In their study, qualitative beta hCG assay in cervico- vaginal secretions had sensitivity and specificity of 90% and 91% respectively. Patients with positive qualitative bedside test had significantly increased mean quantitative values of HCG (66.3± 76.6mIU/ml) compared with those who had negative test (9.6± 8.7mIU/ml). They also found that positive bedside qualitative HCG assay from cervico-vaginal secretions can help predict preterm birth and has similar predictive accuracy with quantitative immunoassay for HCG using a cut-off of 19mIU/ml.

In the current study, only qualitative bedside HCG test was assessed and the study population was larger than their study (148 vs 86). Compared with them, it does not require additional instruments for quantitative beta HCG assessment and may be easily and cheaply performed at bedside. This study did not formally assess costs associated with the use of cervico-vaginal HCG testing in prediction of preterm birth. However in the study of Sanchez-Ramos L, et al. [4] they estimated the cost of each test roughly as follows; HCG bedside test <$ 1.00, fetal fibronectin $ 200, endovaginal USG $250. Thus the nature of rapid, inexpensive testing of qualitative HCG measurement is interesting and would be clinically important. When comparing the results, the present study had higher sensitivity, specificity and positive predictive value (72.3% vs 64.3%, 87.2% vs 70.7%, 92.4% vs 51.4% respectively) but lower negative predictive value (59.4% vs 80.4%) . Our study had higher likelihood ratio (positive) (5.66 vs 2.19) and lower likelihood ratio (negative) (0.31 vs 0.51).

In assessing the diagnostic accuracy of cervico-vaginal beta HCG in predicting preterm delivery, it was focused on likelihood ratios (LRs). LRs, because they combine information from both sensitivity and specificity, are not impacted by disease prevalence. In contrast, positive and negative predictive values vary with disease prevalence. In addition, LRs facilitate estimation of post-test probability. For these reasons LRs have become the preferred approach for assessing accuracy of diagnostic test. A likelihood ratio of >1 increased the probability that preterm delivery will occur, and the greater the likelihood, the larger, the increase. Conversely, a likelihood of <1 decreased the probability that preterm delivery will occur and the smaller the likelihood ratio, the larger, the decrease. The likelihood ratio of >10 or <0.1 results in conclusive changes; and likelihood ratio values of 5-10 and 0.1-0.2 generate moderate changes in the pretest probability of the disorder [10].
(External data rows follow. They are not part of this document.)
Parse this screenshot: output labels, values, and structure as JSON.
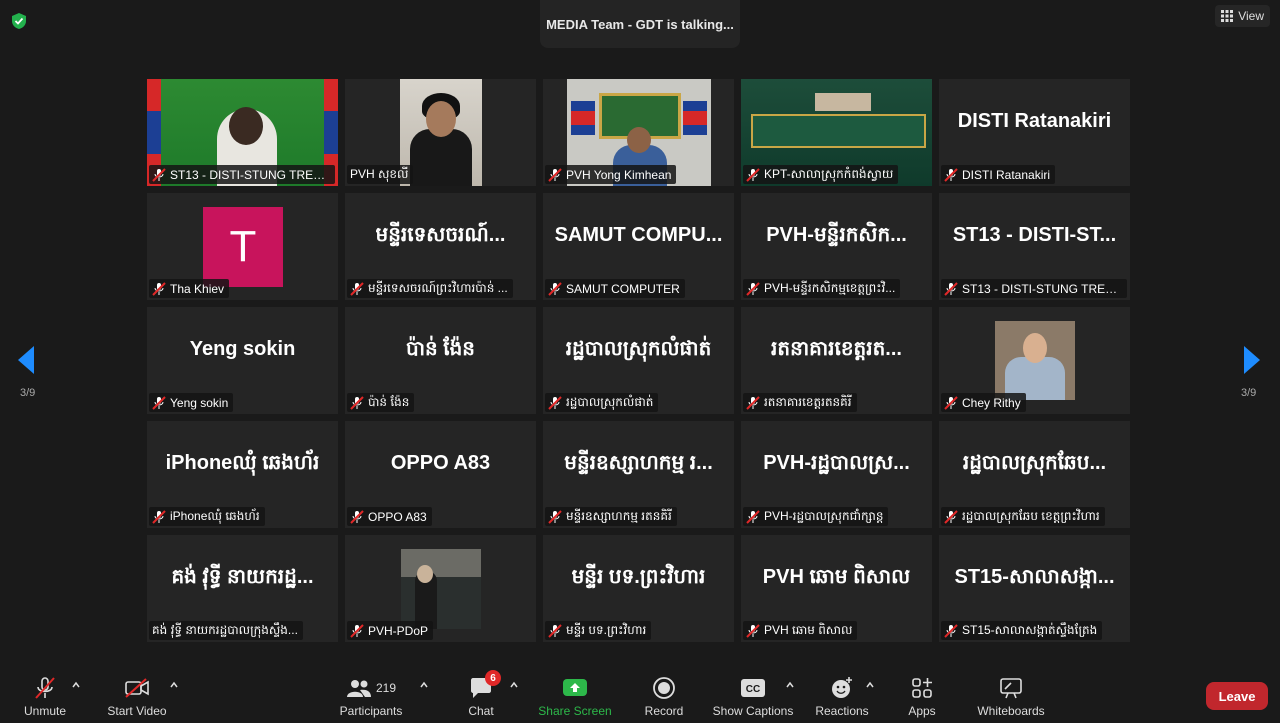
{
  "header": {
    "speaker": "MEDIA Team - GDT is talking...",
    "view_label": "View"
  },
  "pagination": {
    "left_label": "3/9",
    "right_label": "3/9"
  },
  "tiles": [
    {
      "name": "ST13 - DISTI-STUNG TRENG",
      "display": ""
    },
    {
      "name": "PVH សុខលី",
      "display": ""
    },
    {
      "name": "PVH Yong  Kimhean",
      "display": ""
    },
    {
      "name": "KPT-សាលាស្រុកកំពង់ស្វាយ",
      "display": ""
    },
    {
      "name": "DISTI Ratanakiri",
      "display": "DISTI Ratanakiri"
    },
    {
      "name": "Tha Khiev",
      "display": "",
      "avatar_letter": "T"
    },
    {
      "name": "មន្ទីរទេសចរណ៍ព្រះវិហារប៉ាន់ ...",
      "display": "មន្ទីរទេសចរណ៍..."
    },
    {
      "name": "SAMUT COMPUTER",
      "display": "SAMUT  COMPU..."
    },
    {
      "name": "PVH-មន្ទីរកសិកម្មខេត្តព្រះវិ...",
      "display": "PVH-មន្ទីរកសិក..."
    },
    {
      "name": "ST13 - DISTI-STUNG TRENG",
      "display": "ST13  -  DISTI-ST..."
    },
    {
      "name": "Yeng sokin",
      "display": "Yeng sokin"
    },
    {
      "name": "ប៉ាន់ ង៉ែន",
      "display": "ប៉ាន់ ង៉ែន"
    },
    {
      "name": "រដ្ឋបាលស្រុកលំផាត់",
      "display": "រដ្ឋបាលស្រុកលំផាត់"
    },
    {
      "name": "រតនាគារខេត្តរតនគិរី",
      "display": "រតនាគារខេត្តរត..."
    },
    {
      "name": "Chey Rithy",
      "display": ""
    },
    {
      "name": "iPhoneឈុំ ឆេងហ័រ",
      "display": "iPhoneឈុំ ឆេងហ័រ"
    },
    {
      "name": "OPPO A83",
      "display": "OPPO A83"
    },
    {
      "name": "មន្ទីរឧស្សាហកម្ម រតនគិរី",
      "display": "មន្ទីរឧស្សាហកម្ម រ..."
    },
    {
      "name": "PVH-រដ្ឋបាលស្រុកជាំក្សាន្ត",
      "display": "PVH-រដ្ឋបាលស្រ..."
    },
    {
      "name": "រដ្ឋបាលស្រុកឆែប ខេត្តព្រះវិហារ",
      "display": "រដ្ឋបាលស្រុកឆែប..."
    },
    {
      "name": "គង់ វុទ្ធី នាយករដ្ឋបាលក្រុងស្ទឹង...",
      "display": "គង់ វុទ្ធី នាយករដ្ឋ..."
    },
    {
      "name": "PVH-PDoP",
      "display": ""
    },
    {
      "name": "មន្ទីរ បទ.ព្រះវិហារ",
      "display": "មន្ទីរ បទ.ព្រះវិហារ"
    },
    {
      "name": "PVH ឆោម ពិសាល",
      "display": "PVH ឆោម ពិសាល"
    },
    {
      "name": "ST15-សាលាសង្កាត់ស្ទឹងត្រែង",
      "display": "ST15-សាលាសង្កា..."
    }
  ],
  "toolbar": {
    "unmute": "Unmute",
    "start_video": "Start Video",
    "participants": "Participants",
    "participants_count": "219",
    "chat": "Chat",
    "chat_badge": "6",
    "share_screen": "Share Screen",
    "record": "Record",
    "show_captions": "Show Captions",
    "reactions": "Reactions",
    "apps": "Apps",
    "whiteboards": "Whiteboards",
    "leave": "Leave"
  },
  "colors": {
    "share_green": "#2db84a",
    "leave_red": "#c1272d",
    "avatar_pink": "#c8145c",
    "badge_red": "#e02828"
  }
}
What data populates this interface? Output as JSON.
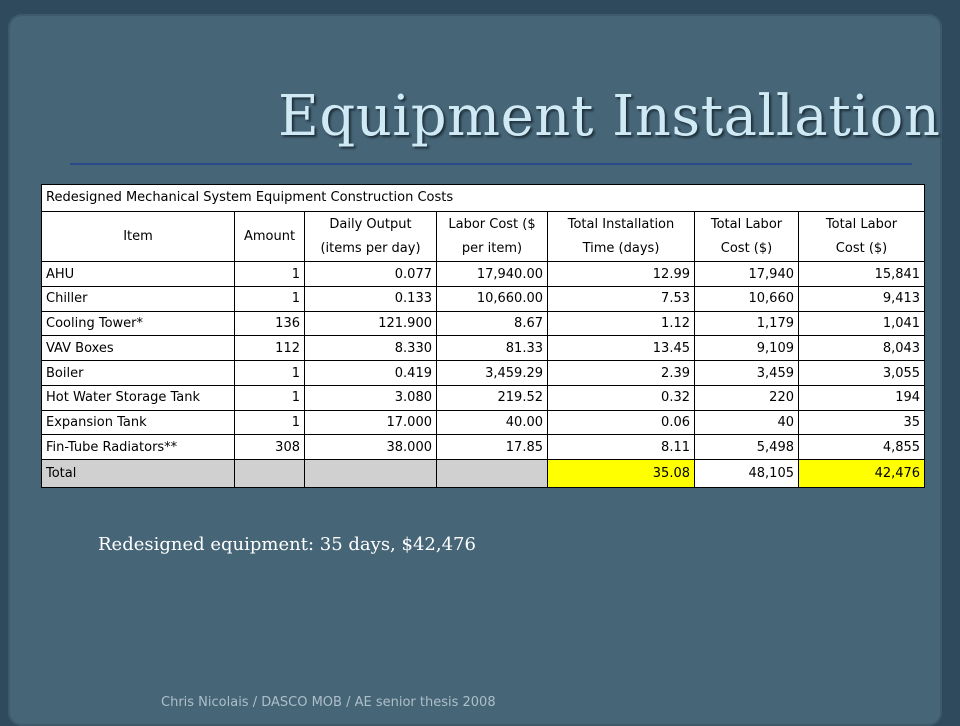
{
  "slide": {
    "title": "Equipment Installation",
    "subtitle": "Redesigned equipment: 35 days, $42,476",
    "footer": "Chris Nicolais / DASCO MOB / AE senior thesis 2008"
  },
  "table": {
    "caption": "Redesigned Mechanical System Equipment Construction Costs",
    "headers": [
      [
        "",
        "Item"
      ],
      [
        "",
        "Amount"
      ],
      [
        "Daily Output",
        "(items per day)"
      ],
      [
        "Labor Cost ($",
        "per item)"
      ],
      [
        "Total Installation",
        "Time (days)"
      ],
      [
        "Total Labor",
        "Cost ($)"
      ],
      [
        "Total Labor",
        "Cost ($)"
      ]
    ],
    "rows": [
      [
        "AHU",
        "1",
        "0.077",
        "17,940.00",
        "12.99",
        "17,940",
        "15,841"
      ],
      [
        "Chiller",
        "1",
        "0.133",
        "10,660.00",
        "7.53",
        "10,660",
        "9,413"
      ],
      [
        "Cooling Tower*",
        "136",
        "121.900",
        "8.67",
        "1.12",
        "1,179",
        "1,041"
      ],
      [
        "VAV Boxes",
        "112",
        "8.330",
        "81.33",
        "13.45",
        "9,109",
        "8,043"
      ],
      [
        "Boiler",
        "1",
        "0.419",
        "3,459.29",
        "2.39",
        "3,459",
        "3,055"
      ],
      [
        "Hot Water Storage Tank",
        "1",
        "3.080",
        "219.52",
        "0.32",
        "220",
        "194"
      ],
      [
        "Expansion Tank",
        "1",
        "17.000",
        "40.00",
        "0.06",
        "40",
        "35"
      ],
      [
        "Fin-Tube Radiators**",
        "308",
        "38.000",
        "17.85",
        "8.11",
        "5,498",
        "4,855"
      ]
    ],
    "total": [
      "Total",
      "",
      "",
      "",
      "35.08",
      "48,105",
      "42,476"
    ],
    "colors": {
      "highlight": "#ffff00",
      "total_fill": "#d0d0d0"
    }
  }
}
A comparison of diagnostic accuracy of cervico-vaginal beta hCG with fetal fibronectin (fFN) in predicting preterm birth is summarized in Table 5. Studies of Lockwood, Iams and peaceman et al utilized fetal fibronectin as a marker for preterm birth and Sanchez-Ramos and present studies utilized beta hCG as a marker for preterm delivery.The likelihood ratios after a positive and negative test for the studies are summarized.

The gestational age at sampling and prevalence of preterm birth were comparable across these five studies. The current study had the highest positive likelihood ratio among the studies. It may be due to more symptomatic appearance of patients than other studies and increased prevalence.

In the current study, qualitative measurement of HCG concentration from cervico-vaginal secretion offers several advantages. It has acceptable sensitivity, specificity, positive and negative predictive values and had higher positive likelihood ratio than other studies. This assay does not require additional instruments and may be easily and cheaply performed at beside. Thus it can be useful in predicting preterm delivery.

In conclusion, , the qualitative evaluation of beta HCG in cervico-vaginal discharge shows significant promise as a marker to predict preterm delivery when a woman presents with relevant symptoms. While encouraging, these results must be substantiated by further investigation that utilizes a broader patient cohort.